Tania’s laughter abruptly dies. She sinks back against the leather cushions and stares up at the TV screen, but it doesn’t seem to me as if she’s really seeing it.

“I don’t,” she says. She’s wearing a filmy, multicolored dress, her shoulders bare, her hair loosely curling all over. When she shakes her head, the curls tremble. “I don’t know.”

“Don’t lie to me, Tania,” I say. I’m no longer mirroring her posture, which is slumped in defeat. I’m sitting up straight. “You can lie to everybody else, but you can’t lie to me. You owe me. You actually owe me double, because Jared died in my building.” This is a slight exaggeration, because Jared died hours after he collapsed in front of me, in the hospital, but I’m pretty sure Tania doesn’t know this. “And if it wasn’t for you, I’d be the one married to Jordan.”

I’m piling lie on top of lie, but I tell myself it’s for the greater good, which is getting to the truth. If I hadn’t caught Tania with Jordan, he and I would have broken up anyway, because I’d have wised up on my own and realized what a terrible couple we made . . . and how much of a better fit I’d be with his older brother, Cooper, if only I could get him to glance my way. (I can’t believe it took as long as it did to get him to.)

Tania doesn’t need to know this, however.

Finally, she glances at me.

“I thought you were over Jordan,” she says, looking slightly suspicious. “I thought you were with Cooper now.”

I’m so stunned, I nearly kick Baby off the blanket and across the room, like he’s a little Chihuahua football.

“How did you know that?” I demand, my voice rising to a squeak.

“Stephanie told me,” Tania says.

Who didn’t Stephanie tell?

“Does Jordan know?” I ask. I assume not, or Jordan wouldn’t have been so chummy with Cooper at the dinner table . . . unless that was all an act to lull Cooper into a false sense of security so Jordan can push Cooper off the deck later. But I don’t think Jordan is capable of that kind of duplicity, and Cooper is armed anyway.

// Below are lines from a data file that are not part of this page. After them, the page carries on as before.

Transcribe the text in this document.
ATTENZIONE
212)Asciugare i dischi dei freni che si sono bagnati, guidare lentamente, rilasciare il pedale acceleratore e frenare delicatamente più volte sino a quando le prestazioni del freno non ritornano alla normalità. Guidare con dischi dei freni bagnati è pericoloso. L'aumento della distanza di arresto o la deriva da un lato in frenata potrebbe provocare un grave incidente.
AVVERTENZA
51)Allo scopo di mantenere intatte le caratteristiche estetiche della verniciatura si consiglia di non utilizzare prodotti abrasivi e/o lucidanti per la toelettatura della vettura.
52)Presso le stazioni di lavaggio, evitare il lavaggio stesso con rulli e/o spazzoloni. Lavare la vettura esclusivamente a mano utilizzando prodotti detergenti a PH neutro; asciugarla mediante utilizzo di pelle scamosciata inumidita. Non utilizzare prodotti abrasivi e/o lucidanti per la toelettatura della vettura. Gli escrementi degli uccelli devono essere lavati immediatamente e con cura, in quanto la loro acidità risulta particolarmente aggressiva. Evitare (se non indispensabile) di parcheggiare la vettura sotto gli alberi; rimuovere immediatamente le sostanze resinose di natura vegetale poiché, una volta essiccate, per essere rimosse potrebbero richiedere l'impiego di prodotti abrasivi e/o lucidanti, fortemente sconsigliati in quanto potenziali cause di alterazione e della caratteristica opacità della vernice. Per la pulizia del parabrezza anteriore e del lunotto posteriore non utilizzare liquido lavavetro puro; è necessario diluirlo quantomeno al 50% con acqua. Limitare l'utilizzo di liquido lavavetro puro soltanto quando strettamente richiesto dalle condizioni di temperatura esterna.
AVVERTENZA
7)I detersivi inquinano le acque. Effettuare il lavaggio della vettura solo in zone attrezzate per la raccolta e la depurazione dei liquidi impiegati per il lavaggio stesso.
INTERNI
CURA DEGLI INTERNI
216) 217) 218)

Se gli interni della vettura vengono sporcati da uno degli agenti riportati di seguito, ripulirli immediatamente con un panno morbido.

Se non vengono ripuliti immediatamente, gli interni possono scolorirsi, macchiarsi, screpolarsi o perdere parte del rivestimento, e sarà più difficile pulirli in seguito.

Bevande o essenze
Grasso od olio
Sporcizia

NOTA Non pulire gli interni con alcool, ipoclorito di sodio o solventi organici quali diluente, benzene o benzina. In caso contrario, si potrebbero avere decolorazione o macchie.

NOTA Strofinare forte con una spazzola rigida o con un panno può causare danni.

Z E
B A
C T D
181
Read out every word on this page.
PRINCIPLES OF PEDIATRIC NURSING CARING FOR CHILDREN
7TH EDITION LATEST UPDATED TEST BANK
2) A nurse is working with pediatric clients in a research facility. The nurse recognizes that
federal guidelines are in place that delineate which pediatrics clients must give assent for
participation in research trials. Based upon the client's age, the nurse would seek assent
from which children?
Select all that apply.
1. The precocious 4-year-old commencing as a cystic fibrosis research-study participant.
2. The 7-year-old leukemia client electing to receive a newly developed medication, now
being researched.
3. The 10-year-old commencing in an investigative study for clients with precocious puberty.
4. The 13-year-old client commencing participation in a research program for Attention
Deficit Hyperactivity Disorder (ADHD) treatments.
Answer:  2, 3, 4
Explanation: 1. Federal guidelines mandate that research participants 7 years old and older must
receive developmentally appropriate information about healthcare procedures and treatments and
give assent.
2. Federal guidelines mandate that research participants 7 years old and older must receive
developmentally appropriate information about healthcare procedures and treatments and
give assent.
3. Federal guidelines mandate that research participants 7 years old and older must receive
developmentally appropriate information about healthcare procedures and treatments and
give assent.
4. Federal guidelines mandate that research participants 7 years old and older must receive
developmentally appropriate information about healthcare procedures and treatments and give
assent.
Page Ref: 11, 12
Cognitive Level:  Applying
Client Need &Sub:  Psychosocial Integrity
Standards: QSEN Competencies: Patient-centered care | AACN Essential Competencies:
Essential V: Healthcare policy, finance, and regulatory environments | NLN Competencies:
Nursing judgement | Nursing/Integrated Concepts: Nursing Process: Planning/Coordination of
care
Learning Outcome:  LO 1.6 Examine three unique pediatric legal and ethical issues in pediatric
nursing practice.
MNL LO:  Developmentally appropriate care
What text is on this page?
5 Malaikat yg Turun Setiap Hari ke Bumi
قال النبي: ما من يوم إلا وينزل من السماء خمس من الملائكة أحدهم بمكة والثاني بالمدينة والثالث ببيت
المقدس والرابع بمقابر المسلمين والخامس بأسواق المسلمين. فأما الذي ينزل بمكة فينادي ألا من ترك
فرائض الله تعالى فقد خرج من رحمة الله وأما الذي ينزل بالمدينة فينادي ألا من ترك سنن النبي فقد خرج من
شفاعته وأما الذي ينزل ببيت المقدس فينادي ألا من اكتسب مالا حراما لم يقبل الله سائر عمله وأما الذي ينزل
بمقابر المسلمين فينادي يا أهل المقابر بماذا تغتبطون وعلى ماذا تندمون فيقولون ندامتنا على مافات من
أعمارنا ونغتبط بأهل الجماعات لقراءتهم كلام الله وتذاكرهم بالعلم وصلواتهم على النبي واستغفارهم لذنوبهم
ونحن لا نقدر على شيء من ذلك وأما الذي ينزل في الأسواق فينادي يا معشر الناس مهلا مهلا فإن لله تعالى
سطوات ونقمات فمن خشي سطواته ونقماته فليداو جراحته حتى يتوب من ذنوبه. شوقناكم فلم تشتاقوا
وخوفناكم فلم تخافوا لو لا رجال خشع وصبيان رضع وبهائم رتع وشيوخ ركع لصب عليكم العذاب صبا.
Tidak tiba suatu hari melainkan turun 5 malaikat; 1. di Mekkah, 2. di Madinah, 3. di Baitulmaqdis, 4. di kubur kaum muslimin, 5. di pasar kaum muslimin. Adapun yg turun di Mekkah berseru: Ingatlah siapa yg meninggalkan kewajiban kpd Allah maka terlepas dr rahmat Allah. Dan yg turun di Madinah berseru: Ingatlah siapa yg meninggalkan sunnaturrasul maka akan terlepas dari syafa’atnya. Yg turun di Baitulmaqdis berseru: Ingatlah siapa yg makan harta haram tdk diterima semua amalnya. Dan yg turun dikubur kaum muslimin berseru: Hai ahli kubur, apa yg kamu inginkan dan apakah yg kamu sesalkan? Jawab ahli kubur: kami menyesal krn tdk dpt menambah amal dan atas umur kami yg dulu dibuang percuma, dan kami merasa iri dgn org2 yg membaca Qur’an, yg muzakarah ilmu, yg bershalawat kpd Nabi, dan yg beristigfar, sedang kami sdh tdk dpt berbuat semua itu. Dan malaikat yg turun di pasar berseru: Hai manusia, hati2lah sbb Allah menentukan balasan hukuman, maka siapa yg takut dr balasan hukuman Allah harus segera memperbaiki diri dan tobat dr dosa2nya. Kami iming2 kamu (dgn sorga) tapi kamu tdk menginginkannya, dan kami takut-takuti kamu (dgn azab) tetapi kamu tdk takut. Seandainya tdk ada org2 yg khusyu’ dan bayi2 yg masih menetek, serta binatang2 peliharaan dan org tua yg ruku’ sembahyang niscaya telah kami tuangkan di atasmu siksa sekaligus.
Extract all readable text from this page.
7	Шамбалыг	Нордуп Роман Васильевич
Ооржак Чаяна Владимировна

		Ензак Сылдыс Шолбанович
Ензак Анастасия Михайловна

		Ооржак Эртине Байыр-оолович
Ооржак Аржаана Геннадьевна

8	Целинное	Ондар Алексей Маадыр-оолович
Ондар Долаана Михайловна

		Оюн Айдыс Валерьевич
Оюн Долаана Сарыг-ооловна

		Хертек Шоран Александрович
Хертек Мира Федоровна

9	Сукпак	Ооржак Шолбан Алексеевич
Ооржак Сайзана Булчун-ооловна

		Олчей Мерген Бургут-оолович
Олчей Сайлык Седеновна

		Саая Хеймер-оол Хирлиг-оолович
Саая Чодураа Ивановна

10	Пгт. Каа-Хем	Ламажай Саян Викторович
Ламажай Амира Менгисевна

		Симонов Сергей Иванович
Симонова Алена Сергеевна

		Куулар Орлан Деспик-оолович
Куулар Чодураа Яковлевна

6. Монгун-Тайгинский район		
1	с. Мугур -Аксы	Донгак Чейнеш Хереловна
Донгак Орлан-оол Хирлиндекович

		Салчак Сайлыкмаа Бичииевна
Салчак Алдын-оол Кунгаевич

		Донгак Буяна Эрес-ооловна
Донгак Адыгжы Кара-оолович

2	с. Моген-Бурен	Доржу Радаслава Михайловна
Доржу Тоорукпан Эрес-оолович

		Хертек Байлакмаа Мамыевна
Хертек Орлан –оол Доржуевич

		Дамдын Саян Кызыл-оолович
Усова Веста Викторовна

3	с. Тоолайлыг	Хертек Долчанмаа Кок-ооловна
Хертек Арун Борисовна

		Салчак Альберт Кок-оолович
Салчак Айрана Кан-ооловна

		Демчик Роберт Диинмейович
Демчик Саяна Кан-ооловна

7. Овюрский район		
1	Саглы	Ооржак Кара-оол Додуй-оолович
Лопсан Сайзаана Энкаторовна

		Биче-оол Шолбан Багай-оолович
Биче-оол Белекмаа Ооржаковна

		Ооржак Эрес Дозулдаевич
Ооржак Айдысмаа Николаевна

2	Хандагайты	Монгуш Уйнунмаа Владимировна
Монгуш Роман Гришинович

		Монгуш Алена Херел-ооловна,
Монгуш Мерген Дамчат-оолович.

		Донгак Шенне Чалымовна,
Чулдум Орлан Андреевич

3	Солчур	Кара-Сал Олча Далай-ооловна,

“No,” Tania says, shaking her head. The curls tremble. “Jordan doesn’t know. Stephanie said not to tell him. She says . . . she says you guys are getting married.”

“Well,” I say. I’m going to punch Stephanie in the face next time I see her. I don’t care that she spent the day getting her stomach pumped full of charcoal because she ate rat poison. “There’s no date set or anything, but it’s something Cooper and I have talked about. Stephanie’s right, it would be great if you wouldn’t tell Jordan yet. It’s a little . . . awkward.”

“I understand,” Tania says, and she looks down at her fingers. On the third finger of her left hand is a diamond that’s approximately the size of Dayton, Ohio, or possibly even Paris, France. “Jordan can be a little . . . babyish about some things.”

“Yes,” I say, surprised by the maturity both of the admission and of her tone. “He can be sometimes.”

“I’m sorry I did that to you,” Tania says, speaking to her diamond ring. “What you caught me doing that day with Jordan. I knew you were still with him, but I . . . I needed to.”

You needed to give my live-in boyfriend a blow job? I want to ask.

Instead I say, “I understand,” even though I don’t.

“Have you ever been married before, Heather?” Tania asks, still looking at her ring.

“No,” I say, unable to restrain a smile. Tania doesn’t mean to be funny, I know, but I can’t help laughing a little. It suddenly strikes me as amusing that she’s about to give me some marital advice, even though I’m so much older than she is. She’s closer to Jessica and Nicole’s age than Jordan’s.